Our journalism concentration or its associated minor provides the basis for a fascinating and challenging career in a field that is changing daily as the traditional print and electronic media move closer together. This is a rapidly changing field. You will be able to publish your work on the communications student-run news website The Western Carolina Journalist.
WCU’s public relations concentration will prepare you for a successful public relations career. Through your coursework you can take on “real world” projects and clients and also participate in Catamount Communications, the student-run public relations firm. WCU’s public relations grads can be found in some of the top corporations and government agencies.
When you declare your intent to become a communication major you’ll be paired with a communication faculty member who will serve as your academic advisor and mentor. Your advisor will assist you with your admittance to the program and beyond—they’ll help you pursue your chosen major and/or minor throughout your academic career.
Twice a year WCU has advising days during which you are expected to come and meet with your advisor and discuss the classes you will be taking during the next semester. You must come to your advising appointment prepared: consult the university catalog and your degree audit on myWCU to ensure that you are ready for advising.
Please use the link below for advising checklist sheet.
While loans, grants, and Work-Study make up the bulk of most students’ financial aid package, there are many scholarships available as well. Many are merit-based, recognizing achievement in areas in which you already excel. Below is a list of departmental scholarships and there is a complete listing of scholarships in the online catalog.
The Patrick Lee Carmody Fund Scholarship
The purpose of the Patrick Lee Carmody Fund is to provide continuing support for scholarships for Western Carolina University students who are majoring in the B.S. in Communication (Broadcasting) program.
read more about selection criteria
Roy A. Taylor Scholarship
The Roy A. Taylor Scholarship is awarded to a rising senior pursuing a bachelor’s degree in human communication (formerly speech) with consideration given to a rising junior meeting the same criteria if there are no seniors meeting the requirements.
read more about selection criteria
Dr. Kathleen Wright Scholarship
Dr. Kathleen Wright was a dedicated professor and head of the Department of Communication. During her 35 years at Western Carolina Dr. Wright literally served on every college and university committee and she served as Chair of the Faculty Senate, the governing body of the faculty. She always had an incredible "can do" spirit when it came to her students and department. In 1996 Dr. Wright received one of the University's highest honors, the Paul A. Reid Service Award. Upon her retirement Dr. Wright was given the status of Professor Emeritus at Western Carolina University.

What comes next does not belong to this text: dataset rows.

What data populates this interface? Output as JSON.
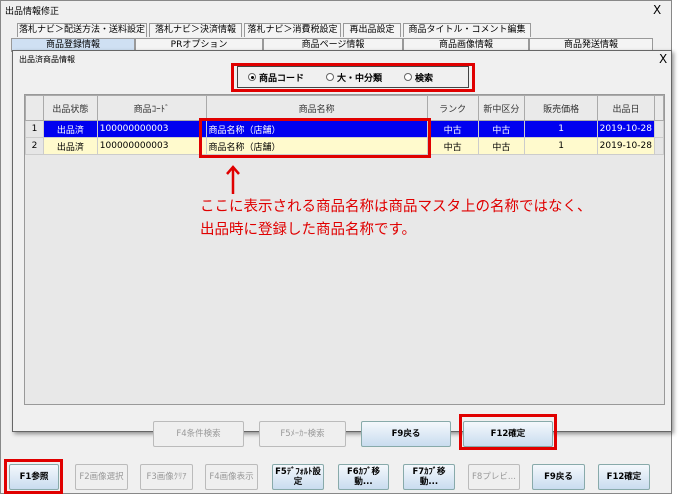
{
  "window": {
    "title": "出品情報修正",
    "close": "X"
  },
  "tabs_row1": [
    "落札ナビ＞配送方法・送料設定",
    "落札ナビ＞決済情報",
    "落札ナビ＞消費税設定",
    "再出品設定",
    "商品タイトル・コメント編集"
  ],
  "tabs_row2": [
    "商品登録情報",
    "PRオプション",
    "商品ページ情報",
    "商品画像情報",
    "商品発送情報"
  ],
  "dialog": {
    "title": "出品済商品情報",
    "close": "X",
    "radios": [
      {
        "label": "商品コード",
        "checked": true
      },
      {
        "label": "大・中分類",
        "checked": false
      },
      {
        "label": "検索",
        "checked": false
      }
    ],
    "columns": [
      "出品状態",
      "商品ｺｰﾄﾞ",
      "商品名称",
      "ランク",
      "新中区分",
      "販売価格",
      "出品日"
    ],
    "rows": [
      {
        "n": "1",
        "status": "出品済",
        "code": "100000000003",
        "name": "商品名称（店舗）",
        "rank": "中古",
        "kubun": "中古",
        "price": "1",
        "date": "2019-10-28",
        "selected": true
      },
      {
        "n": "2",
        "status": "出品済",
        "code": "100000000003",
        "name": "商品名称（店舗）",
        "rank": "中古",
        "kubun": "中古",
        "price": "1",
        "date": "2019-10-28",
        "selected": false
      }
    ],
    "buttons": [
      {
        "label": "F4条件検索",
        "enabled": false
      },
      {
        "label": "F5ﾒｰｶｰ検索",
        "enabled": false
      },
      {
        "label": "F9戻る",
        "enabled": true
      },
      {
        "label": "F12確定",
        "enabled": true
      }
    ]
  },
  "annotation": {
    "line1": "ここに表示される商品名称は商品マスタ上の名称ではなく、",
    "line2": "出品時に登録した商品名称です。",
    "color": "#e00000"
  },
  "bottom_buttons": [
    {
      "label": "F1参照",
      "enabled": true
    },
    {
      "label": "F2画像選択",
      "enabled": false
    },
    {
      "label": "F3画像ｸﾘｱ",
      "enabled": false
    },
    {
      "label": "F4画像表示",
      "enabled": false
    },
    {
      "label": "F5ﾃﾞﾌｫﾙﾄ設定",
      "enabled": true
    },
    {
      "label": "F6ｶﾌﾞ移動...",
      "enabled": true
    },
    {
      "label": "F7ｶﾌﾞ移動...",
      "enabled": true
    },
    {
      "label": "F8プレビ...",
      "enabled": false
    },
    {
      "label": "F9戻る",
      "enabled": true
    },
    {
      "label": "F12確定",
      "enabled": true
    }
  ]
}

Arthur Anderson Endowed Scholarship Fund
The Arthur Anderson Endowed Scholarship Fund is for students obtaining a degree in the performing arts including radio and television.

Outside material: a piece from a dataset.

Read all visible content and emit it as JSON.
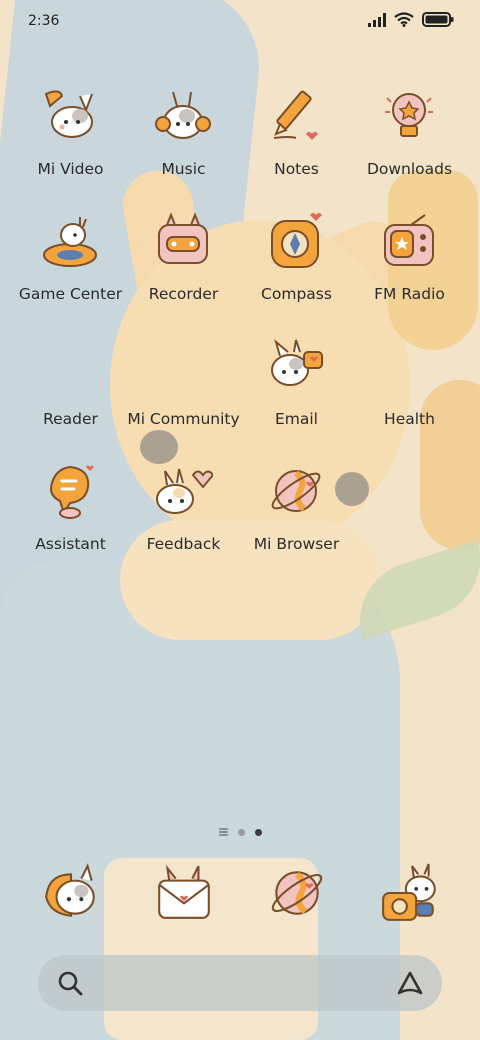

It is awarded in alternating years in conjunction with the School of State and Screen. Arthur Anderson was a radio, television, and New York based actor for over 70 years.

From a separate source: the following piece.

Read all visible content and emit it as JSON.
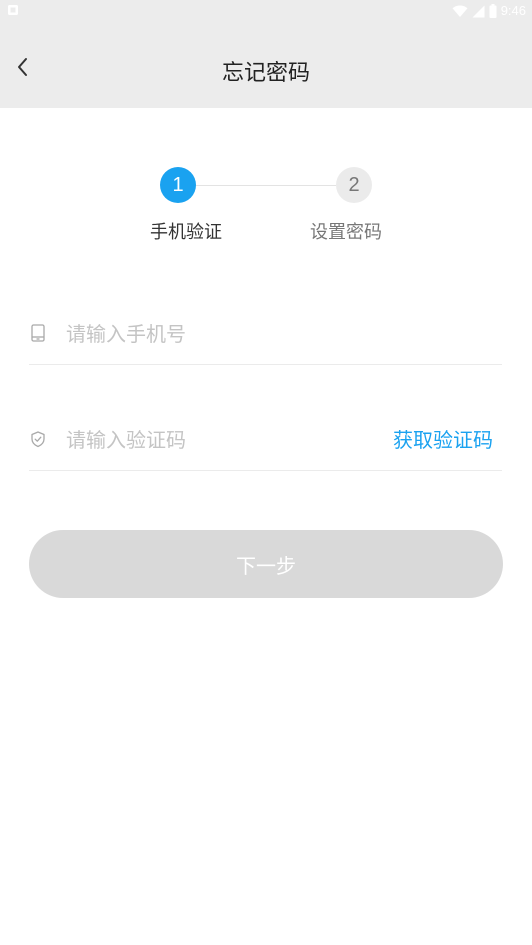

Communication students have plenty of opportunities to gain professional experience and start networking while still in school. You can get your hands dirty working with:
Networking is essential in communication. The department is an institutional member of Society of Professional Journalists and Broadcast Education Association, which allows students to become members of the biggest professional organizations in the industry with a discount or free.
Your internship can be an extremely valuable experience, providing you the opportunity to work in the medium that you are interested in for several weeks. You can do your internship when you have completed 90 hours. Your internship needs to be planned in advance. Typically, a student starts making industry contacts in November or December prior to the summer during which the internship will occur. Prior to the semester that you do your internship, you need to talk with your advisor about where you are doing the internship and fill out the appropriate forms. Many companies have applications and forms to be completed in advance by the student before they will grant permission for an internship.
1. Early in the semester, prior to doing your internship, contact your advisor.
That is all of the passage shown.